El triunfo y el desafío




El triunfo de Sebastián Piñera fue macizo. Con más de nueve puntos de diferencia sobre Alejandro Guillier y una alta participación, dejó a la centroderecha en una posición tan elocuentemente victoriosa que la amargura clasista y descalificadora de los diputados comunistas Cariola y Gutiérrez quedó, sin el esfuerzo de nadie, expuesta al ridículo.

El punto de partida del nuevo gobierno es comparativamente mejor que la vez pasada. El desafío, sin embargo, es mayor. Ahora se sabe de antemano: que cuatro años alcanzan para poco, que la gestión no basta para dar cauce al anhelo popular, que la izquierda tiene una especial capacidad discursiva y de movilización estudiantil y social, que la opinión pública es altamente irritable, que la prensa ha asumido un protagónico papel inquisitivo.

Dentro de ese contexto, el triunfo de anteayer es histórico, relevante y necesario, pero es un primer paso en la consolidación de un proyecto político.

Hasta donde se alcanza a ver, el desafío del gobierno de Piñera presenta tres aspectos imprescindibles, que se dejan discernir, pero están intrínsecamente relacionados.

Primero, la continuidad: Piñera tiene la tarea de entregarle el gobierno a alguien de su sector. Es consenso general que esta será una medida clara de su éxito o fracaso político.

Segundo, la conducción presidencial: Piñera debe posicionarse en el cargo ejerciéndolo con plena conciencia de su impacto republicano y su capacidad de impulsión, determinando él -y no la oposición de izquierda- la agenda del país.

Tercero, el pensamiento: Piñera debe asumir, cada vez más, un modo de comprensión nítidamente político. El debate nacional está operando en el nivel de las ideas políticas, en la hondura más tectónica de la justificación de modelos de vida, y es allí donde la centroderecha debe poner el acento.

Los tres aspectos del desafío que enfrenta el gobierno de Piñera están internamente relacionados.

El primero de ellos, la continuidad, no puede entenderse de modo simplista, como si se tratara de perfilar "delfines". Mucho antes que eso, es necesario impregnar el gobierno de un estilo directivo, de un ethos de Estado y de una idea del país que guíen las grandes reformas que han de realizarse. Recién entonces se vuelven relevantes eventuales "nombres" que de otra forma se parecerán más a "rostros", meras caras huecas e incapaces de garantizar seriamente la continuidad de un proyecto nacional.
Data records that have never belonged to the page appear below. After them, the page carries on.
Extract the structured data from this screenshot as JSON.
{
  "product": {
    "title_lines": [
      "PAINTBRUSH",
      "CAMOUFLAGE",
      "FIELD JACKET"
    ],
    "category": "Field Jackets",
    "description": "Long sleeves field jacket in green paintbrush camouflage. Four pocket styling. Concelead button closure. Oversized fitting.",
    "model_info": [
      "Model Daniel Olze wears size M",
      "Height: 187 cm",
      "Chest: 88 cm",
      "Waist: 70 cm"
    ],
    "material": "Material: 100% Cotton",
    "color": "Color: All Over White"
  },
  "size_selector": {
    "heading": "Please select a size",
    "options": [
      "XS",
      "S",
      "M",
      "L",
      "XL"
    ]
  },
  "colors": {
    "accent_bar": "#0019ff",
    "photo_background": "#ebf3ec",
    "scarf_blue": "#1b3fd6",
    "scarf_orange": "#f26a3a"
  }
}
Conducción y discurso son, entonces, condición de la continuidad.

La conducción del gobierno necesita, a su vez, asentarse en un pensamiento político justificado. Sebastián Piñera puede basar un liderazgo eficaz en la formidable institución de la Presidencia de la República. Para eso debe llenar su acción de contenido. Vale decir, ha de impulsar una agenda de grandes reformas, que le imprima el paso a la política del país. Esa agenda de reformas requiere estar apoyada en un pensamiento político que la oriente y justifique. El gobierno ha de ser capaz de dibujar claramente ante la opinión pública un país de contornos a la vez republicanos e integradores, y mostrar cómo las reformas que impulsará se dirigen hacia su construcción.
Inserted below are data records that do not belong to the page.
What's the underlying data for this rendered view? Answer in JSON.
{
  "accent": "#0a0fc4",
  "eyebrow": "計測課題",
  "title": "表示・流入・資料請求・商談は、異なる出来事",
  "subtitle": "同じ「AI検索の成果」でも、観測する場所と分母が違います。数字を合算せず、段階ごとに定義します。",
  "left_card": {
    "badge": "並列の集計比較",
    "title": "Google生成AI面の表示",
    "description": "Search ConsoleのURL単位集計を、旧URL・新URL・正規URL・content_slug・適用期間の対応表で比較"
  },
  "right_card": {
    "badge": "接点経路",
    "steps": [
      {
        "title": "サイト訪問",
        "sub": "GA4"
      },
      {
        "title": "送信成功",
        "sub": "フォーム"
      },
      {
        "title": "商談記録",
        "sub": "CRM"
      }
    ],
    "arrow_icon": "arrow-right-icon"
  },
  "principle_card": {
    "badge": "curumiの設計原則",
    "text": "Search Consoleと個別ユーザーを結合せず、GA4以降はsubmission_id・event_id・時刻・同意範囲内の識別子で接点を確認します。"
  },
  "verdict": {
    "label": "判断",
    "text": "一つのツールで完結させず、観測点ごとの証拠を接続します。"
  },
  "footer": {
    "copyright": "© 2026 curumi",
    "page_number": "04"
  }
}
Ya hay un avance incipiente, pero significativo, en este sentido, que se nota con mayor claridad después del triunfo. Durante la segunda vuelta, Sebastián Piñera hizo un reconocimiento expreso de la pluralidad ideológica del sector. Lo hizo incorporando no sólo liderazgos -de Ossandón y los Kast-, sino también conceptos de las diversas tradiciones que nutren a la centroderecha: liberal, conservadora, nacional y socialcristiana. Los partidarios de las distintas tradiciones se vieron reconocidos en una candidatura que las acogió y allí está, probablemente, el factor decisivo de la movilización y la victoria de la centroderecha. Es en esa riqueza ideológica, que trasciende con mucho los estrechos límites de la moral sexual y la administración, que se hallan las fuentes sobre las que se ha de fundar un pensamiento y una acción que conduzcan al futuro gobierno a alcanzar el éxito político.